Dust Tracks on a Road, an autobiography by Zora Neale Hurston. Originally published in 1942.
This book, written at the height of Hurston’s notoriety, is an intriguing read. Because of my personal connections to some of the historical notes Hurston lays at the beginning of her story, I read it with expectations that went unmet. It was a very detached autobiography which should not have been surprising as it was very much in keeping with Hurston’s “cards close to the vest” persona.
The foreword of the edition I read was written by Maya Angelou. Much as in the foreword by Toni Morrison of the edition I read of Their Eyes were Watching God, there was much angst. Hurston never fails to simultaneously fascinate and confound modern day black feminists. Ground breaking, politically incorrect, and seemingly born without a victim-hood bone in her body, the forewords of her books read eerily similar no matter which of the black feminists writers is entrusted to the task.
Hurston was a rebel from childhood, often aided and abetted by her mother who admired her spirit. Her father worried for the troubles she would encounter in the world if she continued to run headlong wherever it suited her fancy. She however fully expected to run into trouble, looking forward to the lessons the trouble would teach as she journeyed through life.
It never occurred to Hurston to be afraid of white people, having befriended and hung out near the lake with an old man from the neighboring town who took a liking to Zora precisely because she had so much spunk.
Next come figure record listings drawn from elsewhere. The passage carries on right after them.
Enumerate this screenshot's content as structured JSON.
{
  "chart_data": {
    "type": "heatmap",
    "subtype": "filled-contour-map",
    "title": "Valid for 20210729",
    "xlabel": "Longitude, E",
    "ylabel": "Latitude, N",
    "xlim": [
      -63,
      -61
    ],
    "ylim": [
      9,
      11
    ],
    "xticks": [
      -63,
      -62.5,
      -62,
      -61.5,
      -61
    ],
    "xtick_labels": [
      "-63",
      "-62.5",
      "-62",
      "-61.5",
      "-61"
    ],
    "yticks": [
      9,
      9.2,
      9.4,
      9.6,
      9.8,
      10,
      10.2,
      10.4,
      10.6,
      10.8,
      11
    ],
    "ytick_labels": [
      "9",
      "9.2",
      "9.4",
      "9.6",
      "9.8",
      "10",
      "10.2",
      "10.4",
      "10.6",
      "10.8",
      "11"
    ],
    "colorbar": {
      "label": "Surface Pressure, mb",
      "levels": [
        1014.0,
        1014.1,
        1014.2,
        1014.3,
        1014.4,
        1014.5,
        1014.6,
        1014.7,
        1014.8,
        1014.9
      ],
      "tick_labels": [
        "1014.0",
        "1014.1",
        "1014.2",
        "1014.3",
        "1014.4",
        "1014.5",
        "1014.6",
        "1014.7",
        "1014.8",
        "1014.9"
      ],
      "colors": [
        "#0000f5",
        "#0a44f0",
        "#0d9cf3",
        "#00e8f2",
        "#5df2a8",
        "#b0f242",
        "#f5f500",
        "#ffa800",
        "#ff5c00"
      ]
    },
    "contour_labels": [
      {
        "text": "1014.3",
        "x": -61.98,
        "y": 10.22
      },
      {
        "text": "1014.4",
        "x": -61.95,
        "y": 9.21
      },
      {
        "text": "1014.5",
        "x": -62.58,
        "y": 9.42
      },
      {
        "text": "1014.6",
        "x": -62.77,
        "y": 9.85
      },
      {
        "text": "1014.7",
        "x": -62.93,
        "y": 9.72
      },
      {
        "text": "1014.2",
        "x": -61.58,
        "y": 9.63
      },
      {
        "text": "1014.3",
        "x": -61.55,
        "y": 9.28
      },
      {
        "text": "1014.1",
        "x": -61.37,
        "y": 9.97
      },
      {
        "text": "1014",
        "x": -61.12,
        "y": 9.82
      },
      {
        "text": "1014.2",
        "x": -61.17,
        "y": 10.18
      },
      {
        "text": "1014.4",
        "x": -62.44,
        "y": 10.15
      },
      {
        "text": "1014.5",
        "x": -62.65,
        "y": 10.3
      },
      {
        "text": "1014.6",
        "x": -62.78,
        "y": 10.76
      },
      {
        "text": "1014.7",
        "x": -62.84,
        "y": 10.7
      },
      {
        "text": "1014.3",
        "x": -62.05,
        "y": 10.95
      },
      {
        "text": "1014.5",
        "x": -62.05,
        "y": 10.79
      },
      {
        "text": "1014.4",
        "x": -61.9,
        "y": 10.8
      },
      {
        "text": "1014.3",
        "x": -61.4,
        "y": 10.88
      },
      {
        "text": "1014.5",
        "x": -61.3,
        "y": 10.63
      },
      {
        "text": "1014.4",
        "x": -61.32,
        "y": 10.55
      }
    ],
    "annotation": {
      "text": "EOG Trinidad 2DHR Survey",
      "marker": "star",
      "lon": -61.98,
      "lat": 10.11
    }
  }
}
He took her fishing and taught her life lessons. Later two white women were fascinated with Zora’s reading ability when they came to Eatonville to take a tour of the negro school there. Again, Zora found herself a beneficiary as a result of who she was and what she could do. It didn’t take long for Zora to conclude that while racism was a real thing, it wasn’t something she needed to fret about with regard to her own life so long as she was honest, hard working, unafraid, and generally excellent.
With the exception of her general disregard for religion (she was the master of her fate after all), Zora Neale Hurston again and again defies the thinking of the very modern black feminists who revere her and her contributions. After the of her early years, much of the book is an exposition of Hurston’s philosophies on life and their effect on her more than any detailed information about her personal experiences.
One thing is crystal clear as Hurston tells her scrappy story, and that is that she figured out early in life that rallying for her race at the expense of her dreams and economic survival wasn’t for her. More than that, she thought that “our interests are too varied” to expect any kind of monolithic unity anyway. Some interesting quotes follow.
On being self-aware:
“I did not know then, as I know now, that people are prone to build a statue of the kind of person it pleases them to be. And few people want to be forced to ask themselves, ‘What if there is no me like my statue?'”
On not taking yourself too seriously:
“My sense of humor will always stand in the way of my seeing myself, my family, my race or my nation as the whole intent of the universe.”
“Make the attempt if you want to, but you will find that trying to go through life without friendship, is like milking a bear to get cream for your morning coffee. It is a whole lot of trouble, and then not worth much after you get it.”